Takie zdarzenia nie są codziennością polskich dróg. Dowodzą jednak, że zwykła sytuacja może zmienić się w chwile grozy – i to w mgnieniu oka.
Dokładna lokalizacja tej historii nie została ujawniona, ale nie ma wątpliwości, że musiało do niej dojść w okolicach obszarów rolnych. Urwanie koła w ciągniku rolniczym wydaje się czymś absurdalnym, ale przy odrobinie pecha (i nieostrożności), może się przytrafić, tak jak w tym przypadku.
Warto podkreślić, że nie był to stary Ursus, tylko stosunkowo młody traktor, który przy prawidłowym serwisowaniu powinien służyć bez zarzutu. A jednak doszło do bardzo niepożądanej sytuacji. Co było jej powodem?

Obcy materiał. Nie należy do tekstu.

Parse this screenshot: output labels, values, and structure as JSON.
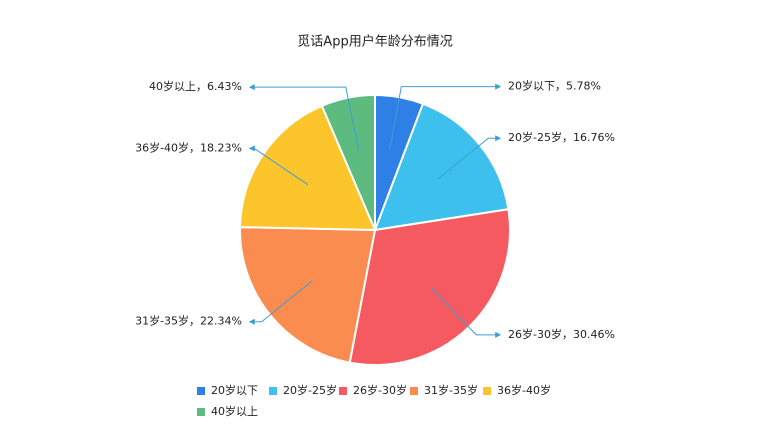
{
  "chart_data": {
    "type": "pie",
    "title": "觅话App用户年龄分布情况",
    "categories": [
      "20岁以下",
      "20岁-25岁",
      "26岁-30岁",
      "31岁-35岁",
      "36岁-40岁",
      "40岁以上"
    ],
    "values": [
      5.78,
      16.76,
      30.46,
      22.34,
      18.23,
      6.43
    ],
    "value_labels": [
      "20岁以下，5.78%",
      "20岁-25岁，16.76%",
      "26岁-30岁，30.46%",
      "31岁-35岁，22.34%",
      "36岁-40岁，18.23%",
      "40岁以上，6.43%"
    ],
    "colors": [
      "#2f80e6",
      "#3ec0ee",
      "#f55a60",
      "#fa8c50",
      "#fcc52b",
      "#5dbb80"
    ],
    "legend": "bottom"
  }
}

Urwanie koła w ciągniku rolniczym
Hipotez jest kilka i wszystkie mają związek ze stanem technicznym pojazdu. Wiele osób twierdzi, że śruby w kole mogły nie być dokręcone. Niekiedy wystarczy, że na jednej jest luz, by po jakimś czasie drgania doprowadziły do odkręcenia tych pozostałych.
Istnieje też grupa internautów, która twierdzi, że ktoś po prostu nie dokręcił koła lub padł ofiarą celowej próby spowodowania takiego skutku. Wydaje się to jednak mało prawdopodobne. CSI: Kryminalne Zagadki Polskiej Wsi? Nie kupujemy tego.
Warto w tym miejscu wspomnieć o kierowcy Volkswagena, który znalazł się w złym miejscu o złej porze. Gdy urwanie koła w ciągniku rolniczym stało się faktem, w jego sąsiedztwie znajdował się niemiecki samochód. Jego użytkownik nie miał za wiele czasu na reakcję.
>Stary Volkswagen Golf staranował ciągnik z przyczepą. Traktorzysta przeżył (wideo)
Jak widać na nagraniu, koło przetoczyło się tuż za tylną częścią karoserii pojazdu. Gdyby uderzyło w drzwi od strony kierowcy, ten mógłby doznać nawet ciężkich obrażeń. Tak duże koło bez żadnej kontroli może siać spustoszenie w najbliższym otoczeniu.